Admittedly, there are some things to be genuinely frightened about now. I’m not actually worried about a zombie outbreak in our lifetime, but the thought of global temperatures increasing by four degrees celsius genuinely keeps me up at night.
But we have to stop waiting for Armageddon to get us off the hook. If everything is doomed, then we are free from any responsibilities. But everything is not doomed. Our greatest fear is not that the world will end, but that it won’t, and that we will have to live with the consequences of our actions.
This means we can’t wait for the big revelation or the final battle. It’s like waiting for a heart attack before you finally start using your gym membership. By then, it’s too late.
This is where you come in. (Remember, I promised. Get ready. Here it comes.)
I believe there is a solution. I believe that we are capable of finding answers to any problem we create. That we have within us the capacity for the same kind of greatness that put human footprints on moon rock, that turned polio into the answer to a trivia question, that tamed lightning and used it to teach silicon to think.
Most of you belong to one of the first generations to live the majority of your lives in the 21st Century. You have in front of you an epic call to adventure. It’s time to come up with a future that’s worthy of us. I might not be able to see it clearly, but I’m betting one of you can.
And yes, I know, it’s a huge job. Look, our grandparents and great-grandparents didn’t know they were going to save the world when World War II hit. They were scared, too. But they found it in themselves to dream of a better future, despite the horrific death and destruction that they witnessed and endured.
I’m sure they were scared. They did it anyway.

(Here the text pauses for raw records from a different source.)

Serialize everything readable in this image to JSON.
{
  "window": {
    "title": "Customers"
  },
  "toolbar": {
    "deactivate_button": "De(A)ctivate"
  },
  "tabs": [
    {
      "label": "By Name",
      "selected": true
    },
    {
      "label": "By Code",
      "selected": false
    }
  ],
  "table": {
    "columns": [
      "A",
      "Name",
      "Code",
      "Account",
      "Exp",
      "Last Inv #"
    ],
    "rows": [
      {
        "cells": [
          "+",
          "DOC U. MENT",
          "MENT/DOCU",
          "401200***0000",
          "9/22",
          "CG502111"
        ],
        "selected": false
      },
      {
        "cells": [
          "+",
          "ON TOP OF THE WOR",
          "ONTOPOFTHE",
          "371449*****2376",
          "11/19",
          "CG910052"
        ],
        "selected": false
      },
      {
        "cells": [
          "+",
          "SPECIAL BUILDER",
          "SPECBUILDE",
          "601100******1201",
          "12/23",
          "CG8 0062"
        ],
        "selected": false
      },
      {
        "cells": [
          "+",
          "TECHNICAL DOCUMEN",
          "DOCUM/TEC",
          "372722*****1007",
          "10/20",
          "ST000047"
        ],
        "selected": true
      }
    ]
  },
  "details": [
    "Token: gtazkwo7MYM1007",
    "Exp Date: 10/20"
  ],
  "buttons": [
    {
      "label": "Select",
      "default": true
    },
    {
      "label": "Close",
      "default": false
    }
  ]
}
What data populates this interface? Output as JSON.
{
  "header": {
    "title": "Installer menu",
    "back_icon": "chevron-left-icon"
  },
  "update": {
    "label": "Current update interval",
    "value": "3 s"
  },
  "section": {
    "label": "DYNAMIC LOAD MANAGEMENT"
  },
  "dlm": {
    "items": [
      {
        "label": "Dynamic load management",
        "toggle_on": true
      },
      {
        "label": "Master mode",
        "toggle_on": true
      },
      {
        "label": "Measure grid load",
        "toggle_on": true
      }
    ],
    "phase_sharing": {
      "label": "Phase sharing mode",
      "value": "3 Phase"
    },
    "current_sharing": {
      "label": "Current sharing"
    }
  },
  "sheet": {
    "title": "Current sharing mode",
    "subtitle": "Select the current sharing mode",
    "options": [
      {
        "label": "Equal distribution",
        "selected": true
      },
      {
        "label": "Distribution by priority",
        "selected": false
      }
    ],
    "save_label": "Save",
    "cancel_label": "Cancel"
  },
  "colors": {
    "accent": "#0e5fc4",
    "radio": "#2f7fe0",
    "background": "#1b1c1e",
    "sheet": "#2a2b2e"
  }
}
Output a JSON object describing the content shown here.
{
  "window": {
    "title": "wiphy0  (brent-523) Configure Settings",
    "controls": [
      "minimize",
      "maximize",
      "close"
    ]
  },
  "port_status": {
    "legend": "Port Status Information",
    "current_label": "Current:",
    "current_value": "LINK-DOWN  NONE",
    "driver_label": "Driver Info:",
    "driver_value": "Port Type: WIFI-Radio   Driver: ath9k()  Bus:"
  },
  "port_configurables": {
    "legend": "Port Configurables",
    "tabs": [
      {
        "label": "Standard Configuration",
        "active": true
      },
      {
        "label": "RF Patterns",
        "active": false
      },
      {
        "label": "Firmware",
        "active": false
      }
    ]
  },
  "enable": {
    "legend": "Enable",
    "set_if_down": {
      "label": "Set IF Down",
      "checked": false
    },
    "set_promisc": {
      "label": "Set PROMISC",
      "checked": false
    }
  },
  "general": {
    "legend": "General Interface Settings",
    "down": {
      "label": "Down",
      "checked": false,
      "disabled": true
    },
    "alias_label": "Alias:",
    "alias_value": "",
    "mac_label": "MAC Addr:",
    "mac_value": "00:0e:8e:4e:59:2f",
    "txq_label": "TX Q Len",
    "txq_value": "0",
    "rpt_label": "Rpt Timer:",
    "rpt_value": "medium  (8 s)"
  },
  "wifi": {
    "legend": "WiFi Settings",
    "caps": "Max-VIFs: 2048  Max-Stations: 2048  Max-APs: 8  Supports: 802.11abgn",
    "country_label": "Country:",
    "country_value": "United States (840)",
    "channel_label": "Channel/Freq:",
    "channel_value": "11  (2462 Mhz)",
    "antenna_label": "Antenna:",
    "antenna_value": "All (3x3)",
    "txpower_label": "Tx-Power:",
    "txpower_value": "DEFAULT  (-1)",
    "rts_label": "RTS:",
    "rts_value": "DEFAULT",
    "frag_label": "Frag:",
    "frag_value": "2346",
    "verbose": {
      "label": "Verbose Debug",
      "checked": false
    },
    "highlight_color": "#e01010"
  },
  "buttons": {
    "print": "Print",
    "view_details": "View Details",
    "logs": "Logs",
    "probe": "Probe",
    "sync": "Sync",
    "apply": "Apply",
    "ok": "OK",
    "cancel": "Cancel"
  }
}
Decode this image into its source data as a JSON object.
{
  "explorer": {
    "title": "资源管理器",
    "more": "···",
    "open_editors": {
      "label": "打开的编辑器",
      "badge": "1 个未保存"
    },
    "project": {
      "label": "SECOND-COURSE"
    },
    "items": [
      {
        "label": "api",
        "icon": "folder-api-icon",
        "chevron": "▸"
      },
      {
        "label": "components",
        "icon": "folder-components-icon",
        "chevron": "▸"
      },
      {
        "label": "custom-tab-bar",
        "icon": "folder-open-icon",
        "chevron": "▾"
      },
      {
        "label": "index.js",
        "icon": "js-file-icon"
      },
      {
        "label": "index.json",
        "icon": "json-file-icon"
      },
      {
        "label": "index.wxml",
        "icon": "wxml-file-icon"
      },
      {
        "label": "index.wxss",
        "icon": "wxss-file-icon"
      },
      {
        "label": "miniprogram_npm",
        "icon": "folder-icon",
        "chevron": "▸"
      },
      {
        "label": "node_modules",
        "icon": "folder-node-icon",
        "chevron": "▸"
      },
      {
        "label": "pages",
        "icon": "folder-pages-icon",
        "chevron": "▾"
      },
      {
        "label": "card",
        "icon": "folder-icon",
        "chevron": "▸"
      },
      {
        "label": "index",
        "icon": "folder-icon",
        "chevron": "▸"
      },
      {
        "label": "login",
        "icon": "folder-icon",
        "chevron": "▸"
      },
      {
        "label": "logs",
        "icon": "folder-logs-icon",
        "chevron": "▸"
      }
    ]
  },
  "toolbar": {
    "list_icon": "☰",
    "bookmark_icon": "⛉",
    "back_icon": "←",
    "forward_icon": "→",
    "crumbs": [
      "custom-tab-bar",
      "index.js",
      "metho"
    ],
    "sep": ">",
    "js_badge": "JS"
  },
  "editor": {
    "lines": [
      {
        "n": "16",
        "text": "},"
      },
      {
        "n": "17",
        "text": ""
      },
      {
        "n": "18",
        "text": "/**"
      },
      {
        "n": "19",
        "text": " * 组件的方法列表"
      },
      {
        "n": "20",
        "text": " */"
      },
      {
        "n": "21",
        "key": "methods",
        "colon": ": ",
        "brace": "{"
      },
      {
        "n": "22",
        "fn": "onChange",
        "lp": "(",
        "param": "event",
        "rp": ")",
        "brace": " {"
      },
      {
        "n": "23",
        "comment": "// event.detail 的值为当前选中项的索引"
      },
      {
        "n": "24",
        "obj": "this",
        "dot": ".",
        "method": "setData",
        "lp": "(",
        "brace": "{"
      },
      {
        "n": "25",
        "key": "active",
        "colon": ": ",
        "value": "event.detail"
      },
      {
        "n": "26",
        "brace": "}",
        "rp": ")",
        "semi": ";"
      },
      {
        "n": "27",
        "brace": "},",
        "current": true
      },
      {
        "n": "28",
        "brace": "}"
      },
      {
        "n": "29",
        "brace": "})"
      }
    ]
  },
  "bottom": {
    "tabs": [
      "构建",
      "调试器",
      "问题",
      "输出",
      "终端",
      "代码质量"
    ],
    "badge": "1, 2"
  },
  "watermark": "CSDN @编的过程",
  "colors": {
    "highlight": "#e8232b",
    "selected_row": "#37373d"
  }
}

Because the only thing we know for certain about the future is that we have to live there. We can be as scared of that as we want, but it’s inevitable. There is literally no alternative. So I choose to believe that the future is, as Warren Ellis once said, an inherently good thing, and we advance into it one tomorrow at a time.
The only choice we get is what kind of future we want to create. Zombies or jetpacks. It’s up to you.
This is where tomorrow begins. Right here. Right now.
It’s time to stop waiting for the end of the world, and start working to save it.